CONCLUSIONS: Such a broad effect on cognition is consistent with ample experimental evidence revealing that the nucleus basalis of Meynert provides cholinergic innervation to the cortical mantle, complemented by glutaminergic and gamma-aminobutyric acid-transmitting projections from the basal forebrain. These projections provide background tuning facilitating cortical operations. Furthermore, nucleus basalis of Meynert stimulation paired with sensory stimuli can accomplish persistent reorganization of specific processing modules.
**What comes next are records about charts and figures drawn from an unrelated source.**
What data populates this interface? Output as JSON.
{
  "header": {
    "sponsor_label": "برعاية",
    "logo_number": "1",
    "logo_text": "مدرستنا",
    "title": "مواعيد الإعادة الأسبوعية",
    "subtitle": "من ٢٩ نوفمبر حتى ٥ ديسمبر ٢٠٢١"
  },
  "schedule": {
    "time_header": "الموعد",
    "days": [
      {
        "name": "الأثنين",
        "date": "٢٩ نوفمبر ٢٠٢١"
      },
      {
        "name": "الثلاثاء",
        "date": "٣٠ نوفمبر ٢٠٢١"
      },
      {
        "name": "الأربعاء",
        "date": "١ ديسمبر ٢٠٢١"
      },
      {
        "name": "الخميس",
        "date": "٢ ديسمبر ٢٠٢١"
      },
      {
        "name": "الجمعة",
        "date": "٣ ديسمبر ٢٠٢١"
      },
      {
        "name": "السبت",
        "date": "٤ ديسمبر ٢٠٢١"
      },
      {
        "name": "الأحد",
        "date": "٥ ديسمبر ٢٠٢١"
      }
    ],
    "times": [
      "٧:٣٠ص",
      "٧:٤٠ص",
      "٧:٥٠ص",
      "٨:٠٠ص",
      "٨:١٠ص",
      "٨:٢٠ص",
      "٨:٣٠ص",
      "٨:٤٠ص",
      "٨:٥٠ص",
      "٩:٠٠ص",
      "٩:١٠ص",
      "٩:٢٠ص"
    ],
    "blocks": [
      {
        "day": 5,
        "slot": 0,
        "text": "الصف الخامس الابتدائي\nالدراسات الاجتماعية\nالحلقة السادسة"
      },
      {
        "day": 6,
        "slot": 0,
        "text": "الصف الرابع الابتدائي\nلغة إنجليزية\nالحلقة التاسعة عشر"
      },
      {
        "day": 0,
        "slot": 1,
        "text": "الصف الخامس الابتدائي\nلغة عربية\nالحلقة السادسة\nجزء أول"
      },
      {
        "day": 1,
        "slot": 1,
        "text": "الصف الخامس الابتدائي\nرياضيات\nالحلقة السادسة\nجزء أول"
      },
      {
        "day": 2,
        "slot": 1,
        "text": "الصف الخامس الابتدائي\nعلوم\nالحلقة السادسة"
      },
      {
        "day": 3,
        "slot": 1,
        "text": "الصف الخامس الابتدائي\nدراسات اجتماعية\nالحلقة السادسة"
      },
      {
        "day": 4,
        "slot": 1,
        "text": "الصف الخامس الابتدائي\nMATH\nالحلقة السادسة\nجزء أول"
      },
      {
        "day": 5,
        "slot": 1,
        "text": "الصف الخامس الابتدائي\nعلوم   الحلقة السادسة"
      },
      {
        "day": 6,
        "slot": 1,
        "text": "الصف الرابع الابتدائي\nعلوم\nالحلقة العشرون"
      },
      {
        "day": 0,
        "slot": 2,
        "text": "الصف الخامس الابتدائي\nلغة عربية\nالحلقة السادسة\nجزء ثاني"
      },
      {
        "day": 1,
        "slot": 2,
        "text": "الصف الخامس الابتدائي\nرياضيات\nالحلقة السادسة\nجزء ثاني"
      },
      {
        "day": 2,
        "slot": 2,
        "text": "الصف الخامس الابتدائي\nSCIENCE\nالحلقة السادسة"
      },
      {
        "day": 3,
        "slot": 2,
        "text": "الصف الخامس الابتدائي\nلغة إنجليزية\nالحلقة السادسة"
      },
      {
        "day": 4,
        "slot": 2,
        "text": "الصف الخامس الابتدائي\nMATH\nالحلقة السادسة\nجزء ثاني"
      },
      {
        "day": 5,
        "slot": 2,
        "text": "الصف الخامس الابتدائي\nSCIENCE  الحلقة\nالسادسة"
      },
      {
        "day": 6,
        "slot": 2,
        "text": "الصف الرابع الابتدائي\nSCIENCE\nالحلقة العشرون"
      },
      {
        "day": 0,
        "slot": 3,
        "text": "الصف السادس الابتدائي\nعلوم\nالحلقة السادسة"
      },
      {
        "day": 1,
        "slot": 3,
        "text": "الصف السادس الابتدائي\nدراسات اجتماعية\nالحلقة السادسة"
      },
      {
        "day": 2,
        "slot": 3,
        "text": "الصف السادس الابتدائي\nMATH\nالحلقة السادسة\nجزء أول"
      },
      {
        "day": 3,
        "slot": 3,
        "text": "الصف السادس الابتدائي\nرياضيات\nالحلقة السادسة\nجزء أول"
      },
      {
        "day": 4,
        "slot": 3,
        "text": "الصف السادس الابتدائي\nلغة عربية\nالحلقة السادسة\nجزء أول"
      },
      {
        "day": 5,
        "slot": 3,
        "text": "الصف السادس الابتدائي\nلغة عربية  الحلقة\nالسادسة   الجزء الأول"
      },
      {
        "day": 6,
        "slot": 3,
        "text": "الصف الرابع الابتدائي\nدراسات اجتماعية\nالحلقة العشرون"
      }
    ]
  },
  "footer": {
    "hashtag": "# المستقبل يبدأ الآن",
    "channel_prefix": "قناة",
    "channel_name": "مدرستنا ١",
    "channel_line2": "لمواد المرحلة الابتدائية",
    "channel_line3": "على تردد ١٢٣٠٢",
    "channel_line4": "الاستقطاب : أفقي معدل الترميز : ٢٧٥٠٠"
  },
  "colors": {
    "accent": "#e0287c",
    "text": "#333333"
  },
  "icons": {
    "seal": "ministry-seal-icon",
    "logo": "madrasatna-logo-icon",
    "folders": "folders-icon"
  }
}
The improvements in cognitive and behavioral performance in our patient are likely to be related to the effects of stimulating residual cholinergic projections and cell bodies in the nucleus basalis of Meynert.
PubMed ID#: 19506141 (see pubmed.gov for this abstract, which is free, or a link to the article, for which there's a charge)
Here's one short excerpt from the introduction:
"Regarding the effects of deep brain stimulation (DBS) of the subthalamic nucleus (STN) on cognitive functions, a randomized, multicenter study showed that STN-DBS does not reduce overall cognition but is associated with a selective decrease in frontal cognitive functions. Clear improvements in the cognitive state in patients with Parkinson disease dementia (PDD) have so far not been shown. We describe a new DBS strategy for the modification of cognitive functions by stimulating the nucleus basalis of Meynert (NBM) in addition to the STN in a patient with PDD."